Le Ministre Provincial de l’Intérieur, Gabriel Mbombo Gibolo, tape du poing sur la table : « C’est une forme de rébellion. La notification du VPM de l’Intérieur doit être respectée »
La paix est menacée dans le Groupement Lobala Sud, Secteur de Dongo, Territoire de Kungu. Une violente tension autour du pouvoir coutumier oppose depuis plusieurs jours deux grandes familles, faisant craindre le pire à la population.
Tout est parti de la succession au pouvoir traditionnel. Une famille affirme détenir une notification officielle du Vice-Premier Ministre et Ministre de l’Intérieur, la reconnaissant comme seule détentrice légitime du pouvoir coutumier à Lobala Sud.
De l’autre côté, la famille rivale crie à l’usurpation. Elle conteste farouchement ce document et revendique, elle aussi, la légitimité ancestrale à régner sur le groupement.
Entre les deux camps, la tension monte d’heure en heure.La population a
craint le pire : « Nous avons déjà trop souffert »
Sur place, l’inquiétude est palpable. Les habitants de Lobala Sud craignent une détérioration de la situation sécuritaire et la rupture de la quiétude qui régnait jusque-là.
Cette zone du Grand Équateur a déjà connu par le passé des conflits coutumiers meurtriers qui avaient durablement fragilisé la stabilité du territoire.
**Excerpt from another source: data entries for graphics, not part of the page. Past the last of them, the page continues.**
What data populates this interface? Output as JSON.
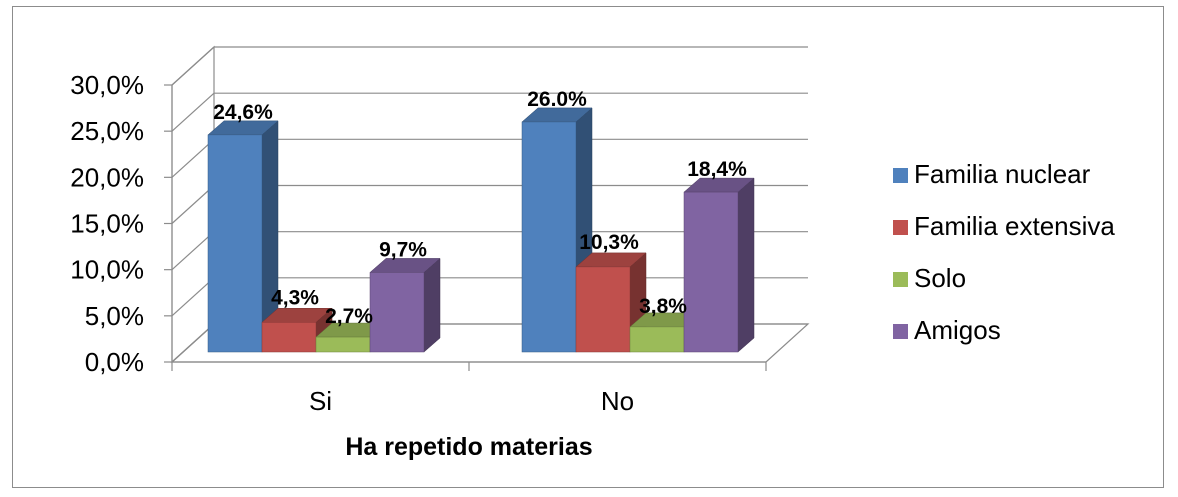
{
  "chart_data": {
    "type": "bar",
    "title": "",
    "xlabel": "Ha repetido materias",
    "ylabel": "",
    "categories": [
      "Si",
      "No"
    ],
    "ylim": [
      0,
      30
    ],
    "yticks": [
      "0,0%",
      "5,0%",
      "10,0%",
      "15,0%",
      "20,0%",
      "25,0%",
      "30,0%"
    ],
    "grid": true,
    "legend_position": "right",
    "series": [
      {
        "name": "Familia nuclear",
        "values": [
          24.6,
          26.0
        ],
        "labels": [
          "24,6%",
          "26.0%"
        ],
        "color": "#4f81bd"
      },
      {
        "name": "Familia extensiva",
        "values": [
          4.3,
          10.3
        ],
        "labels": [
          "4,3%",
          "10,3%"
        ],
        "color": "#c0504d"
      },
      {
        "name": "Solo",
        "values": [
          2.7,
          3.8
        ],
        "labels": [
          "2,7%",
          "3,8%"
        ],
        "color": "#9bbb59"
      },
      {
        "name": "Amigos",
        "values": [
          9.7,
          18.4
        ],
        "labels": [
          "9,7%",
          "18,4%"
        ],
        "color": "#8064a2"
      }
    ]
  }
}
Personne ne veut revivre ce cauchemar.
Face à cette crise, la rédaction d’ELIKYA FM a rencontré en urgence ce mercredi 26 août, le Ministre Provincial de l’Intérieur, Sécurité, Affaires Coutumières et Décentralisation, M. Gabriel MBOMBO GIBOLO.
Dans une interview exclusive, le patron de la sécurité au Sud-Ubangi n’a pas mâché ses mots :« La situation qui prévaut dans le groupement Lobala Sud est une forme de rébellion contre l’autorité de l’État. Il existe une notification délivrée par le Vice-Premier Ministre et Ministre de l’Intérieur, cette notification doit être respectée par tous, sans condition », a-t-il martelé.
Un message clair qui vise à imposer l’autorité de l’État et à éviter tout passage en force.Cette nouvelle tension ravive les plaies d’une région fragile. Les observateurs, chefs de terre et notables du Territoire de Kungu appellent désormais les autorités provinciales et nationales à privilégier le dialogue, la sagesse ancestrale et la médiation pour désamorcer la bombe.
L’enjeu est de taille : préserver la paix entre les communautés et éviter que Lobala Sud ne sombre dans un nouveau cycle de violences coutumières.Le Sud-Ubangi retient son souffle. La balle est désormais dans le camp des autorités.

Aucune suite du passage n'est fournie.